Der Friedrich, nicht Lucies Knetmännchen, sondern unser Innenminister, hat was gegen Anonymität und Pseudonyme im Internet und scheint sich da mit google und facebook einig zu sein. Ich schreibe »scheint«, denn ganz genau habe ich die »Klarnamenpflicht«-Diskussion der letzten Wochen nicht verfolgt. Es mag feine Unterschiede in der Argumentation geben, doch im Ergebnis ist man sich wohl einig: Meinungsäußerungen im Internet nur gegen Aufdeckung der wahren Identität.

Mir ist diese Diskussion nicht fremd, ein wenig erinnert sie mich an die Impressumspflicht und in diesem Zusammenhang geht es mir wie mh

Viele wissen es, ich habe es hier auf der Karnele auch schon das eine und andere Mal angedeutet: Nele Tabler ist ein Pseudonym – einerseits. Andererseits steht dieser Name auch in meinem Personalausweis, auf der Rückseite, in der Rubrik Künstlername. Und dort stand er schon lange, bevor ich überhaupt angefangen habe, mich im Internet zu bewegen. Nebenbei, unserem Staat gefällt dieser Name so gut, dass er mir z. B. manchmal sogar 2 x die Wahlunterlagen zuschickt.

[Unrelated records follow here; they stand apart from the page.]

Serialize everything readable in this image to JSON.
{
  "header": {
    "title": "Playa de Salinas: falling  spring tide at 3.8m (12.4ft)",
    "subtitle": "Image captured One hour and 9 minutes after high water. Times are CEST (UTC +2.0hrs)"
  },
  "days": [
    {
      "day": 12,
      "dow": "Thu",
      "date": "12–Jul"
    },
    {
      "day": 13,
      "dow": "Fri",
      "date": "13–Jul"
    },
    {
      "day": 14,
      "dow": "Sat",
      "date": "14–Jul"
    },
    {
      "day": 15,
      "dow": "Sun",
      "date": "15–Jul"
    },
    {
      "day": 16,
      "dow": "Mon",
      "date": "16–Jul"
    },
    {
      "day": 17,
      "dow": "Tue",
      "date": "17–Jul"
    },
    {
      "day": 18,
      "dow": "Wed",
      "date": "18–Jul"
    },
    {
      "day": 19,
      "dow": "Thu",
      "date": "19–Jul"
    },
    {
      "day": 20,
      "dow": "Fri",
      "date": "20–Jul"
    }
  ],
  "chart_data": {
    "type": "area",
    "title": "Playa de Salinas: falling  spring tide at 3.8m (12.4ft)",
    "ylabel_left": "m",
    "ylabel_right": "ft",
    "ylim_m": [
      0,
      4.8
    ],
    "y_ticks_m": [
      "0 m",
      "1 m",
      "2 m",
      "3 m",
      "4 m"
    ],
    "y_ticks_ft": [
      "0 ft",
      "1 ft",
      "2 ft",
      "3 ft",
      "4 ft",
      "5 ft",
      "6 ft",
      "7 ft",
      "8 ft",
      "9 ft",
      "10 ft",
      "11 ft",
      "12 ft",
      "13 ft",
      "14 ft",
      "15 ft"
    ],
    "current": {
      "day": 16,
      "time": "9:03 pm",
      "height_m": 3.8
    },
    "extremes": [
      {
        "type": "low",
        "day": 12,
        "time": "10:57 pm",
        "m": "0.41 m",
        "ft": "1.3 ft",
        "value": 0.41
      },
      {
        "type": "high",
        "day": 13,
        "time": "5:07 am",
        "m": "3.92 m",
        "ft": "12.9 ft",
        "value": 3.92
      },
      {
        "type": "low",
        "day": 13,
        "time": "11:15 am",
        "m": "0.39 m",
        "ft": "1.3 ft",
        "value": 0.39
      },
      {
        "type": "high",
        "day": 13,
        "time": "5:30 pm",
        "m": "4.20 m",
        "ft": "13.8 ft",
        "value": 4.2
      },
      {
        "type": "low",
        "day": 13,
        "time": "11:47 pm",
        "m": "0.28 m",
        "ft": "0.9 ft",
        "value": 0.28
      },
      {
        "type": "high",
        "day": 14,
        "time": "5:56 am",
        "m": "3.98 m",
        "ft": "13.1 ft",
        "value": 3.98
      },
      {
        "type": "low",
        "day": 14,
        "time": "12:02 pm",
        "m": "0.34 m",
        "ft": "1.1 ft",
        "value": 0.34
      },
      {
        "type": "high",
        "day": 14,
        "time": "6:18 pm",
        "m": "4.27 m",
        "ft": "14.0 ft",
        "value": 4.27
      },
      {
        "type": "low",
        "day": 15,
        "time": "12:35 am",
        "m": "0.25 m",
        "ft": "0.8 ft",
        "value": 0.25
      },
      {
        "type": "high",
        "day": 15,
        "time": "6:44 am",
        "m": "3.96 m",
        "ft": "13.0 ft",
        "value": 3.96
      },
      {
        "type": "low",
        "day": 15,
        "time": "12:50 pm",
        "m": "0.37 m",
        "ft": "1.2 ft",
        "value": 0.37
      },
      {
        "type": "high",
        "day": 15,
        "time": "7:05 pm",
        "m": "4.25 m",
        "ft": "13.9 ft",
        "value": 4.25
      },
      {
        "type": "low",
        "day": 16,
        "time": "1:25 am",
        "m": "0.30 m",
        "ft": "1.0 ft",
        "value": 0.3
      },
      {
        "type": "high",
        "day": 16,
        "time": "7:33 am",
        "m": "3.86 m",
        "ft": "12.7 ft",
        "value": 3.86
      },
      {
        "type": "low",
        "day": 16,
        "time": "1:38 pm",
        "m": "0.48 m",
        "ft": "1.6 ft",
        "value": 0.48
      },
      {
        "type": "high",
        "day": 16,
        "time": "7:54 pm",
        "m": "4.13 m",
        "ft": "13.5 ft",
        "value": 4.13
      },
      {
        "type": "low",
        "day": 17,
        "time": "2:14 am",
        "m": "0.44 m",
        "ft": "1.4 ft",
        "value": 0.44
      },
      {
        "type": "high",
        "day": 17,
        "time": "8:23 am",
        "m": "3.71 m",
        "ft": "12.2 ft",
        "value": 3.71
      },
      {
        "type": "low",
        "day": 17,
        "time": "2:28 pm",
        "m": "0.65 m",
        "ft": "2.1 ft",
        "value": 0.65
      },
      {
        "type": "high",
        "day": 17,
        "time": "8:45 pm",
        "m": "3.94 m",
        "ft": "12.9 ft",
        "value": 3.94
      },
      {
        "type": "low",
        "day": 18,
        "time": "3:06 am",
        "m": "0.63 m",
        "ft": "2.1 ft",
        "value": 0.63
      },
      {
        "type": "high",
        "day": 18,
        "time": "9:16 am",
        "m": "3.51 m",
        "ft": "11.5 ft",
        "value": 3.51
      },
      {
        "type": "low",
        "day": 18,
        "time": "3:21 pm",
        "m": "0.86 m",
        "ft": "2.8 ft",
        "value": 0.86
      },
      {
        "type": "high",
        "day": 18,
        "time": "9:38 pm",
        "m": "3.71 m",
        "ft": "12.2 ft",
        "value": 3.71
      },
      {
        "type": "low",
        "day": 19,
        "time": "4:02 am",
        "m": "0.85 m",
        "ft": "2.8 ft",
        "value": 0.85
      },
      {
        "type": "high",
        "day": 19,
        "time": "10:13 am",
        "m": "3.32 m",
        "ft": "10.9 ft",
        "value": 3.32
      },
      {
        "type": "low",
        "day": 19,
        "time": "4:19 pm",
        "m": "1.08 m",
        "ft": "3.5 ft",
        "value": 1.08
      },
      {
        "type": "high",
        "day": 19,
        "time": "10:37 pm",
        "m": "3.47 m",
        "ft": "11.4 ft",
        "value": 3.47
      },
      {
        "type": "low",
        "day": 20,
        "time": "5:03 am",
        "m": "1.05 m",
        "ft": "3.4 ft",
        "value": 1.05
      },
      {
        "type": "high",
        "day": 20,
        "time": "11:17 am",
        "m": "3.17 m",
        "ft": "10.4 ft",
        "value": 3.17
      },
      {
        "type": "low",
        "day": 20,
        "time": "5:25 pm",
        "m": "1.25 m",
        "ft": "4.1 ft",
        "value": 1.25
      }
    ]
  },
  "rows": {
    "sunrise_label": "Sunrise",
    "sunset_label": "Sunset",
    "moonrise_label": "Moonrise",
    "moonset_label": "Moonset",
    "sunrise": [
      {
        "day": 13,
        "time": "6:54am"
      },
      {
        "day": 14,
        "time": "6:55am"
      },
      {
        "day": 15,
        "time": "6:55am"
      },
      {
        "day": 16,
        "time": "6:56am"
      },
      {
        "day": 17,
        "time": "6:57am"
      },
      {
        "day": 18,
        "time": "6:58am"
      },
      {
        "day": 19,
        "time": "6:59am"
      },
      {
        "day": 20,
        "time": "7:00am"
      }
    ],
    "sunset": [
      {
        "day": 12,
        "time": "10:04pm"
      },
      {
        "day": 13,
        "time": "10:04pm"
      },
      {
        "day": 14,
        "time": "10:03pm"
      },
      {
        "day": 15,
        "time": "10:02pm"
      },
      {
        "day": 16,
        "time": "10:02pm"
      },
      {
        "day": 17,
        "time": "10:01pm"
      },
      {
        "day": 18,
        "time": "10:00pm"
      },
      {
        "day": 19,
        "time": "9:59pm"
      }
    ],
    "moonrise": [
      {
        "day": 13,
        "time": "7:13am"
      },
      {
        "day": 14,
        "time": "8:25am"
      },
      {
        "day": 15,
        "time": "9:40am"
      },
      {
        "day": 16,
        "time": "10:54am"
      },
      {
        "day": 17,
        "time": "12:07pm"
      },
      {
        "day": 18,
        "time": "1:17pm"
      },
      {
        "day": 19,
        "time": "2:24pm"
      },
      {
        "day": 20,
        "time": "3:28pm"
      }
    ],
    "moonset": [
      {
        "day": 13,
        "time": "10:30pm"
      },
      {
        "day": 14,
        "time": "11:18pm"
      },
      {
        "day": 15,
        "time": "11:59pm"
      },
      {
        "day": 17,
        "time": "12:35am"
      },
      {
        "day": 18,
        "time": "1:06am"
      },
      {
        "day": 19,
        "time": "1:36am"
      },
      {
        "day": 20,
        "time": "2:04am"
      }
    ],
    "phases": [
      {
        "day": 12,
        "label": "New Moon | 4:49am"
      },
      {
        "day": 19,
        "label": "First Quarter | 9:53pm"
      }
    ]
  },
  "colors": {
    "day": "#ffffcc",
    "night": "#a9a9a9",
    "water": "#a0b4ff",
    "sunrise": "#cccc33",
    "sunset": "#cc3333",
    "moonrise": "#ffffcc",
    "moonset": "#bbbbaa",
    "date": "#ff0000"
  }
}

Zwei weitere Pseudonyme haben mir Verlage verpasst, weil sich mit der lesbischen Nele Tabler oder der unbekannten XX Liebesromane für Heteras nur schlecht vermarkten lassen bzw. Texte zur feministischen Theologie »falsch verstanden werden könnten« – was auch immer das konkret bedeuten soll, ich habe schon lange aufgehört, darüber nachzudenken. Ein viertes Pseudonym wiederum habe ich selbst als wichtig angesehen, weil ich nicht wollte, dass ein bestimmtes Buch auf den ersten Blick mit manchen Dingen in Verbindung gebracht werden sollte.

Stehen jetzt Herrn Friedrich die Haare zu Berge, wenn ich ihm sage, dass ich im Internet nicht nur unter dem »offiziellen« Pseudonym Nele Tabler, sondern auch unter den drei anderen manchmal etwas veröffentliche, mich an Diskussionen beteilige usw.? Zwar sehr, sehr selten, mir fehlt einfach die Zeit, mich immer wieder in verschiedene Persönlichkeiten aufzuteilen, aber ab und zu kommt es schon vor.

Eine meiner Freundinnen, eine Lesbe, hat sich für das Internet auch eine andere Identität zugelegt … auf ausdrücklichen Wunsch ihres Arbeitgebers, der katholischen Kirche. In der zuständigen Diözese praktiziert man eine Variante von »Don’t ask, don’t tell«, was dort mit »Was Gott weiß, müssen seine Angestellten noch lange nicht wissen« übersetzt wird.

Maulkörbe für Altenpflegerinnen, die über Pflegemissstände berichten wollen? Für Polizist_innen, die zwar ihren Beruf, aber nicht die Strukturen lieben? Für Lesben und Schwule, die sich nicht gegenüber ihrer Familie geoutet haben? Für Landwirt_innen, die Christbaumkulturen zum Teufel wünschen, doch im Dorf nicht als Aussätzige behandelt werden wollen? Für HIV-Positve, die meinen, das geht ihren Arbeitgeber nichts an? Für Menschen, die aus bestimmten Gründen den Kontakt zu Verwandten abgebrochen haben?

Alles Beispiele aus meinem direkten Umfeld. Ohne diese Menschen würde es im Internet ziemlich langweilig und einsam werden. Man sollte es dann umbenennen in »Friedrich und seine Speichellecker«. Und wir anderen kommunizieren demnächst im Untergrund oder so, mal sehen, was den Technikfreaks alles einfällt.